Le ministre français de l’Europe et des Affaires étrangères, Jean-Noël Barrot, a révélé sur la plateforme X que Paris soumettait au Conseil des droits de l’homme des Nations unies un projet de résolution visant à empêcher les États de criminaliser les individus LGBT+. Cette démarche diplomatique française survient deux mois après l’entrée en vigueur d’une législation sénégalaise durcissant la répression de l’homosexualité, promulguée par le président Bassirou Diomaye Faye. Actuellement, un citoyen français est détenu à Dakar en application de ce même texte.
« Vous pouvez compter sur la France : elle œuvre, et œuvrera toujours pour que l’agenda des droits humains avance », a affirmé le chef de la diplomatie française, soulignant une « poussée conservatrice » qui, selon lui, se propagerait dans la plupart des régions du globe depuis une décennie.

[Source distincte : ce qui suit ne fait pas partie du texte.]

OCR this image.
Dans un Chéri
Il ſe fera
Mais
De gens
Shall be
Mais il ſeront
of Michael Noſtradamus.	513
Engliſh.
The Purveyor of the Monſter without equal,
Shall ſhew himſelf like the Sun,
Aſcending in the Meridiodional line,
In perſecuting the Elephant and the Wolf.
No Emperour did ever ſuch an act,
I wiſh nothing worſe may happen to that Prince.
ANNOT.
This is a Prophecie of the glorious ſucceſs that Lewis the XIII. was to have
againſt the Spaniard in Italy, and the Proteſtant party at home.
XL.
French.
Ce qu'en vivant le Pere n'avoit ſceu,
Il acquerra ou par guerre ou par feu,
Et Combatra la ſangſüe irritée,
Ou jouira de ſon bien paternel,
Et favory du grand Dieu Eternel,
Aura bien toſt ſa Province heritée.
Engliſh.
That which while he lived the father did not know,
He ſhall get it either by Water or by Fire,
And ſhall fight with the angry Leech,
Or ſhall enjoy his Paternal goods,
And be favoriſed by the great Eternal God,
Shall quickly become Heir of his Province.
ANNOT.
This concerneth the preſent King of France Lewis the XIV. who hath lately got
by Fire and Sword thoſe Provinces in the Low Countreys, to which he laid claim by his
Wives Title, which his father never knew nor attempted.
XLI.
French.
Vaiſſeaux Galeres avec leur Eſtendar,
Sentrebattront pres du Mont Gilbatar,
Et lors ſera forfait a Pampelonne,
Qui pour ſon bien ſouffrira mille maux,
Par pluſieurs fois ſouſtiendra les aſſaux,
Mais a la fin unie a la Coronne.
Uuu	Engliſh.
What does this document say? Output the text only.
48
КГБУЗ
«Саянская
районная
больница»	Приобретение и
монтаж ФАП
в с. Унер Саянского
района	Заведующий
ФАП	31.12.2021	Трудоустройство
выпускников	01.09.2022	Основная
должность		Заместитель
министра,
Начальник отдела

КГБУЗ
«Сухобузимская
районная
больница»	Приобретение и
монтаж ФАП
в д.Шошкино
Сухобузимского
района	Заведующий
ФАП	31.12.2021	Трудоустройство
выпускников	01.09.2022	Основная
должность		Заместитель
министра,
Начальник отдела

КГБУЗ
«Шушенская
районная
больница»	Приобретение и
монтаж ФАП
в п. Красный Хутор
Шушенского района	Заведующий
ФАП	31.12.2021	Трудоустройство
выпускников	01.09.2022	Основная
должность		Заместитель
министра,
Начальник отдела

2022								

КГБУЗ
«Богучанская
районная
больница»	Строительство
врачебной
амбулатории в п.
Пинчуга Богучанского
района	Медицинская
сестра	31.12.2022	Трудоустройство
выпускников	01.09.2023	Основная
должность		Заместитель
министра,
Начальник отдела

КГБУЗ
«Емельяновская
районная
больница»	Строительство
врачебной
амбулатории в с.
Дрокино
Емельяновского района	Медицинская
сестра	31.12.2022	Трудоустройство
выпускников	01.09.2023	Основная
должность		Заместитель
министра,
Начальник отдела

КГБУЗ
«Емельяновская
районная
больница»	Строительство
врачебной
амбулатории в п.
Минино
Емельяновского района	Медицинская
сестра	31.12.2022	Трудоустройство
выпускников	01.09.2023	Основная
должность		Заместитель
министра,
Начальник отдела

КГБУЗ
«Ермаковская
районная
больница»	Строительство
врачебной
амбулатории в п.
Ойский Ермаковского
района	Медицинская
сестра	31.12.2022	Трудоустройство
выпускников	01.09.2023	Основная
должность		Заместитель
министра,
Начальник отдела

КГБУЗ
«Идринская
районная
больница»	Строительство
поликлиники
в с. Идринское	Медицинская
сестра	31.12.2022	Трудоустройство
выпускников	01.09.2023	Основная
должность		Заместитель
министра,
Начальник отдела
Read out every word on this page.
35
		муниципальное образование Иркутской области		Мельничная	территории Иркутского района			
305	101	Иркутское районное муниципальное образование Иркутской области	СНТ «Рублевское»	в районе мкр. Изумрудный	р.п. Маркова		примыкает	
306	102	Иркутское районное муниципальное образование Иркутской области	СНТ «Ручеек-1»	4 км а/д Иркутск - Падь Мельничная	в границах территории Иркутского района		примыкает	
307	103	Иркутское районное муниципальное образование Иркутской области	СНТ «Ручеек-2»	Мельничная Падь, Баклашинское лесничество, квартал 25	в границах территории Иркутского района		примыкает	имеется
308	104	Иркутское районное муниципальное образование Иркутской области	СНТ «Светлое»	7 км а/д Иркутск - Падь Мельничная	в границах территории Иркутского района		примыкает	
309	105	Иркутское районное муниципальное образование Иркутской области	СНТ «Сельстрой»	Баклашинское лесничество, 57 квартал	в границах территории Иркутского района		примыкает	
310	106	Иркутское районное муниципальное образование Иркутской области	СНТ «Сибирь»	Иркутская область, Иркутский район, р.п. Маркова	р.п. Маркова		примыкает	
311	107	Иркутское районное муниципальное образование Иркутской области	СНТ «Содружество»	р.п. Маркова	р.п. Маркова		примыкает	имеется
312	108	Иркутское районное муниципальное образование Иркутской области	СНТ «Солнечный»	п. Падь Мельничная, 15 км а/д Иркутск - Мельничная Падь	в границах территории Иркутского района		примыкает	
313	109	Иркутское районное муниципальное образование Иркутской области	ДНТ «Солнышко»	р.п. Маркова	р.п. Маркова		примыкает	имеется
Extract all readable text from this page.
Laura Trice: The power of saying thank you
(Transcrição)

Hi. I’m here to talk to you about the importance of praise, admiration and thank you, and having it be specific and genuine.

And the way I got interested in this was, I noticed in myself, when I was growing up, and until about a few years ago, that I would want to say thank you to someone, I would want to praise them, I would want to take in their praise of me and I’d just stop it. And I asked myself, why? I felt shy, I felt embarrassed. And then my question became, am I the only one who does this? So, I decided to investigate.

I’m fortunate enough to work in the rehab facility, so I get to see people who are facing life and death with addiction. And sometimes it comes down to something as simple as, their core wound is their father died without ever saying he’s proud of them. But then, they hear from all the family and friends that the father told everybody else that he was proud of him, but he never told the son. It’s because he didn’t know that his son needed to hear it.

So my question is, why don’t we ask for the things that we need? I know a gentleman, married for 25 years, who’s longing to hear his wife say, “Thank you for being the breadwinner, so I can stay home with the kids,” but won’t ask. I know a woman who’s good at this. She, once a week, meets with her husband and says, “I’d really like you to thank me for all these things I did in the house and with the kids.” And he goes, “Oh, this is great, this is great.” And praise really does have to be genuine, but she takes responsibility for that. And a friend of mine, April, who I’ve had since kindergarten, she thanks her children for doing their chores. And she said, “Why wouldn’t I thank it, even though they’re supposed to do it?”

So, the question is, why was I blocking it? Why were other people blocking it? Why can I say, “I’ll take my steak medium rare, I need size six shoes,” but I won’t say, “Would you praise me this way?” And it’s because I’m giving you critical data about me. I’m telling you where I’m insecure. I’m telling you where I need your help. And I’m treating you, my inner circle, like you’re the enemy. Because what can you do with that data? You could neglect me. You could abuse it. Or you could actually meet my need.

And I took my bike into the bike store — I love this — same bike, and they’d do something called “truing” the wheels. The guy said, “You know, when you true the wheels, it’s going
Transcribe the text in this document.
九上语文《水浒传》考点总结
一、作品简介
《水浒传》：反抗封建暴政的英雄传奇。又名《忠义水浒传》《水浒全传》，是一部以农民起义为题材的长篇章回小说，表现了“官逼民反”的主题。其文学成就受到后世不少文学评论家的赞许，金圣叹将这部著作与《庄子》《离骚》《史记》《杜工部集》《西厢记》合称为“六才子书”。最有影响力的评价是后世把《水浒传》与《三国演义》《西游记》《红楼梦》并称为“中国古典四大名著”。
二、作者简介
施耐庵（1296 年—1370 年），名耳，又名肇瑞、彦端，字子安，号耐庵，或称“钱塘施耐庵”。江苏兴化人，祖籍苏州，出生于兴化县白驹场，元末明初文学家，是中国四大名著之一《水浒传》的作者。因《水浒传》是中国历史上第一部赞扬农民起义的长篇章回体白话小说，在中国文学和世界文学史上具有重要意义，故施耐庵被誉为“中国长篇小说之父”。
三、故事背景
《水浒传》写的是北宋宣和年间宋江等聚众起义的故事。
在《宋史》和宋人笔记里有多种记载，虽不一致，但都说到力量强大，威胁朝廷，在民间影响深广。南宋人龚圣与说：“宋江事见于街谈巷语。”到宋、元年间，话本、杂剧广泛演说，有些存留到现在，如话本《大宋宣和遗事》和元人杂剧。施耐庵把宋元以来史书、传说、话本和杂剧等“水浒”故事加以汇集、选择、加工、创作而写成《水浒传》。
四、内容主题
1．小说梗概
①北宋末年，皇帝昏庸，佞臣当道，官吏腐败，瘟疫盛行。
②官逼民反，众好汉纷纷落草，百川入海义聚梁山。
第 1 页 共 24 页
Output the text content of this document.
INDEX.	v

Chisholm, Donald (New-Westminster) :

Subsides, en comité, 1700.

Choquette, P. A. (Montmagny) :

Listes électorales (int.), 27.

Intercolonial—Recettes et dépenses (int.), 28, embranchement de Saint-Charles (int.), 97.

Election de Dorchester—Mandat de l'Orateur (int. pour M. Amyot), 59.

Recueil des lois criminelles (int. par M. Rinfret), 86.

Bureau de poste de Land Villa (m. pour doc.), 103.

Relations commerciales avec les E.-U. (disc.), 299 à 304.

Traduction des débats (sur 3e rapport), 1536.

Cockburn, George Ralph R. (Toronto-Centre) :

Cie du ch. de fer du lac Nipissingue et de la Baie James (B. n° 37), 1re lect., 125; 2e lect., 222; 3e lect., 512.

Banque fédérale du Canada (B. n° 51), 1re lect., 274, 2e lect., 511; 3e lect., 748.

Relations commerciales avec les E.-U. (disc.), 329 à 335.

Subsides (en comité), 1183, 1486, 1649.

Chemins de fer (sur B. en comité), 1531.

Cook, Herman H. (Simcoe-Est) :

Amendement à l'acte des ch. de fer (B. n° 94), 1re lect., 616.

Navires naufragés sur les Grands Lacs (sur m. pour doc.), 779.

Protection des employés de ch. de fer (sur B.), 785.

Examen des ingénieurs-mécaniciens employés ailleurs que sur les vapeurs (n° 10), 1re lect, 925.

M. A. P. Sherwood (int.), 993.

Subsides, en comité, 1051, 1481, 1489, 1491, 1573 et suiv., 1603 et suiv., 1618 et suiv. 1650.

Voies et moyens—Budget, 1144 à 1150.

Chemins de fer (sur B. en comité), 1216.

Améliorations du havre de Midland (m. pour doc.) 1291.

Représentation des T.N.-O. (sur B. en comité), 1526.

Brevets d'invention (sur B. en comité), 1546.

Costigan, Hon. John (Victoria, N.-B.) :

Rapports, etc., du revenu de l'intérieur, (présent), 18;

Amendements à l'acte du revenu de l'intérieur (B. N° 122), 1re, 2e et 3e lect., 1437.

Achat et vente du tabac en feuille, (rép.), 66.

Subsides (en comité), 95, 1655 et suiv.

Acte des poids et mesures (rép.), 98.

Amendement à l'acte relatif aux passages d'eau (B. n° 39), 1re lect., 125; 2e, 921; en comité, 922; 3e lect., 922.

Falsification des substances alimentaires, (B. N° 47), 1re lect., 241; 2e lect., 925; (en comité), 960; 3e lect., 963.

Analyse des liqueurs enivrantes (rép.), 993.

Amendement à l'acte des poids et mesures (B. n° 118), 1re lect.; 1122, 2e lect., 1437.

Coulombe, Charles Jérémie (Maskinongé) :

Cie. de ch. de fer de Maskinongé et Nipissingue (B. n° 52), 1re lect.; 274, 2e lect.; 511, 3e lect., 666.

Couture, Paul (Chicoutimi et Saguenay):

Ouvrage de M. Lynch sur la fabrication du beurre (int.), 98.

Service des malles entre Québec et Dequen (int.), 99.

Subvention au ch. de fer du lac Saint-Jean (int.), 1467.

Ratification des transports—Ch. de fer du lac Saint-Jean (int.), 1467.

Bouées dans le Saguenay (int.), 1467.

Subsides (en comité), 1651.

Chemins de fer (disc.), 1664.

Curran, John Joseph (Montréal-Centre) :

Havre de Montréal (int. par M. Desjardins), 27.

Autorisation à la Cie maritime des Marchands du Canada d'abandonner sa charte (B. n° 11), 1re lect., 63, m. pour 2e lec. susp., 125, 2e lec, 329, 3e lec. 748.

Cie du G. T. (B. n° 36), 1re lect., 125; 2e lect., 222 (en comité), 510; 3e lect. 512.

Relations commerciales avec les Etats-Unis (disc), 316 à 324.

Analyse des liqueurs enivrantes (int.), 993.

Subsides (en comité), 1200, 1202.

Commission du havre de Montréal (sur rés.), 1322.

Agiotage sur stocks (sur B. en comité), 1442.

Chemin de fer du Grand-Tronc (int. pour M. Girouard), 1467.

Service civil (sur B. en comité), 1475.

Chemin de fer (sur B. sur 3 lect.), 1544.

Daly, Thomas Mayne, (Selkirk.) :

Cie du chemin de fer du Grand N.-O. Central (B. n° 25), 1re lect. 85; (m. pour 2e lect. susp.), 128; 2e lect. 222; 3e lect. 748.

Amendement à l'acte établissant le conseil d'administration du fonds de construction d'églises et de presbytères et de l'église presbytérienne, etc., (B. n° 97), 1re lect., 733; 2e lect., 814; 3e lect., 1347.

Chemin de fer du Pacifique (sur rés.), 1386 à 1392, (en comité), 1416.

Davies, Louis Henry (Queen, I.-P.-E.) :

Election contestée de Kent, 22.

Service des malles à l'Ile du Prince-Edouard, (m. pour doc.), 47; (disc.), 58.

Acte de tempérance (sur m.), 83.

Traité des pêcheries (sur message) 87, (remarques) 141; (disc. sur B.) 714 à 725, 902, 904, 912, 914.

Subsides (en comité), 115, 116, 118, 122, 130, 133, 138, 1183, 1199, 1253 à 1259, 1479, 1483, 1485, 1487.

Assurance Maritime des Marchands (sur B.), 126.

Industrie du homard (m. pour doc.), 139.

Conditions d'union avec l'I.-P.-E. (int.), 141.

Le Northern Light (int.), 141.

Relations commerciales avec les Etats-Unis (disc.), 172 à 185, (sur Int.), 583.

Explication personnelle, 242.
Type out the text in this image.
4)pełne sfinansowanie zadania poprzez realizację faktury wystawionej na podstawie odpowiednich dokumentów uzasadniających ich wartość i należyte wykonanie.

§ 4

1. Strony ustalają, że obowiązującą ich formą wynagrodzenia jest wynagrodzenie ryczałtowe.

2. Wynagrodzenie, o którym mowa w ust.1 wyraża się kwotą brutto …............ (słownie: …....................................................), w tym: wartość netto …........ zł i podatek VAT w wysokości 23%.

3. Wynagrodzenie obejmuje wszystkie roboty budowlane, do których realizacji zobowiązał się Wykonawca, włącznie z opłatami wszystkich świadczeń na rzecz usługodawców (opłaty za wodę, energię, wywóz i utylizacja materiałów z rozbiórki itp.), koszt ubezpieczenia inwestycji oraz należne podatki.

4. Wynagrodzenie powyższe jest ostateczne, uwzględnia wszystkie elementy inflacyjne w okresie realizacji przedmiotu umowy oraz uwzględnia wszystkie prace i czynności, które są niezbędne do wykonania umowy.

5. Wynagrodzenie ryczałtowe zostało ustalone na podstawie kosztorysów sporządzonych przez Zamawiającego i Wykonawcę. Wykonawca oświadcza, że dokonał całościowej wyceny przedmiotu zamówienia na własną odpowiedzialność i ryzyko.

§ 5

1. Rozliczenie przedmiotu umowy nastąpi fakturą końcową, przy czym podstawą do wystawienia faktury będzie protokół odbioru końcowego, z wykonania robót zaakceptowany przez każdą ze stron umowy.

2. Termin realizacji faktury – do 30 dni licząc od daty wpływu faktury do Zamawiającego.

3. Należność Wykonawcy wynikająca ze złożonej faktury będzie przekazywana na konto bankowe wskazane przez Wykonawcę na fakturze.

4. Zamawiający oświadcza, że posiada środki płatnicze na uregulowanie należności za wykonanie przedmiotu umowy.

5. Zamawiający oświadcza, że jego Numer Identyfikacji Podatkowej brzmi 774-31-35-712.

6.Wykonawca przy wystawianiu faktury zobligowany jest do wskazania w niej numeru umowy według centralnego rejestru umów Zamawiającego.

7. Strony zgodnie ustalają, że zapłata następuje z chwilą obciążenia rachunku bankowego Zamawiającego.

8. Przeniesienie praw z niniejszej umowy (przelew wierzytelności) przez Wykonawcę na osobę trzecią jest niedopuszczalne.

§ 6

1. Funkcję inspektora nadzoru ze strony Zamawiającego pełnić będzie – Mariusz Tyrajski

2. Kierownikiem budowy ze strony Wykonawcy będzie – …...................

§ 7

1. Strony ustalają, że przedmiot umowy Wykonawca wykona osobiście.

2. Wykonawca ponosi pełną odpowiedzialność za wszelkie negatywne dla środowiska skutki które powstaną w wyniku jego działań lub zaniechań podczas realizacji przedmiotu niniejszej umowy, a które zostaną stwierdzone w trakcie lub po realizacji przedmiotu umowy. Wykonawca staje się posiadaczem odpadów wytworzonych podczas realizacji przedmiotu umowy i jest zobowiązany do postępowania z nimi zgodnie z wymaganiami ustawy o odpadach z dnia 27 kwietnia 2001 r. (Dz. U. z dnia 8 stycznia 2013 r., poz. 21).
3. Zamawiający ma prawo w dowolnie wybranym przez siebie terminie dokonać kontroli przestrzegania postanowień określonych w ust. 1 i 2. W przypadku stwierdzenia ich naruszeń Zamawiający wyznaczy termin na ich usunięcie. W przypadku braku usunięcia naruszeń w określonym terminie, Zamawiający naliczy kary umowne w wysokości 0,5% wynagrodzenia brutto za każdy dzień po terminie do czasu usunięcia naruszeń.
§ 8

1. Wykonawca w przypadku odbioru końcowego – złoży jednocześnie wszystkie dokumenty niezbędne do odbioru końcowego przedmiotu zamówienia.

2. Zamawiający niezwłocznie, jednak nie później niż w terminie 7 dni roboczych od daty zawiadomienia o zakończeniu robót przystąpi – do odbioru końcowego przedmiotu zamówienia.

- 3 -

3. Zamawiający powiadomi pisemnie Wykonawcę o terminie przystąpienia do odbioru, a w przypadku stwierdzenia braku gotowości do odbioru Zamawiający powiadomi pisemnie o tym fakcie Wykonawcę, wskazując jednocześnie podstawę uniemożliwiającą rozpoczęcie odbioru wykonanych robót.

Une action diplomatique enclenchée suite à la loi du 11 mars
La nouvelle législation sénégalaise, adoptée sans opposition par l’Assemblée nationale le 11 mars 2026 avec 135 voix et promulguée le 30 mars, a considérablement augmenté les peines. Elle porte la peine d’emprisonnement maximale pour « actes contre nature » de cinq à dix ans et multiplie par dix le montant des amendes, désormais plafonnées à dix millions de francs CFA. Ce texte, défendu par le Premier ministre Ousmane Sonko comme une affirmation de souveraineté nationale, instaure également un délit de promotion, de soutien ou de financement de l’homosexualité, de la bisexualité et de la transsexualité.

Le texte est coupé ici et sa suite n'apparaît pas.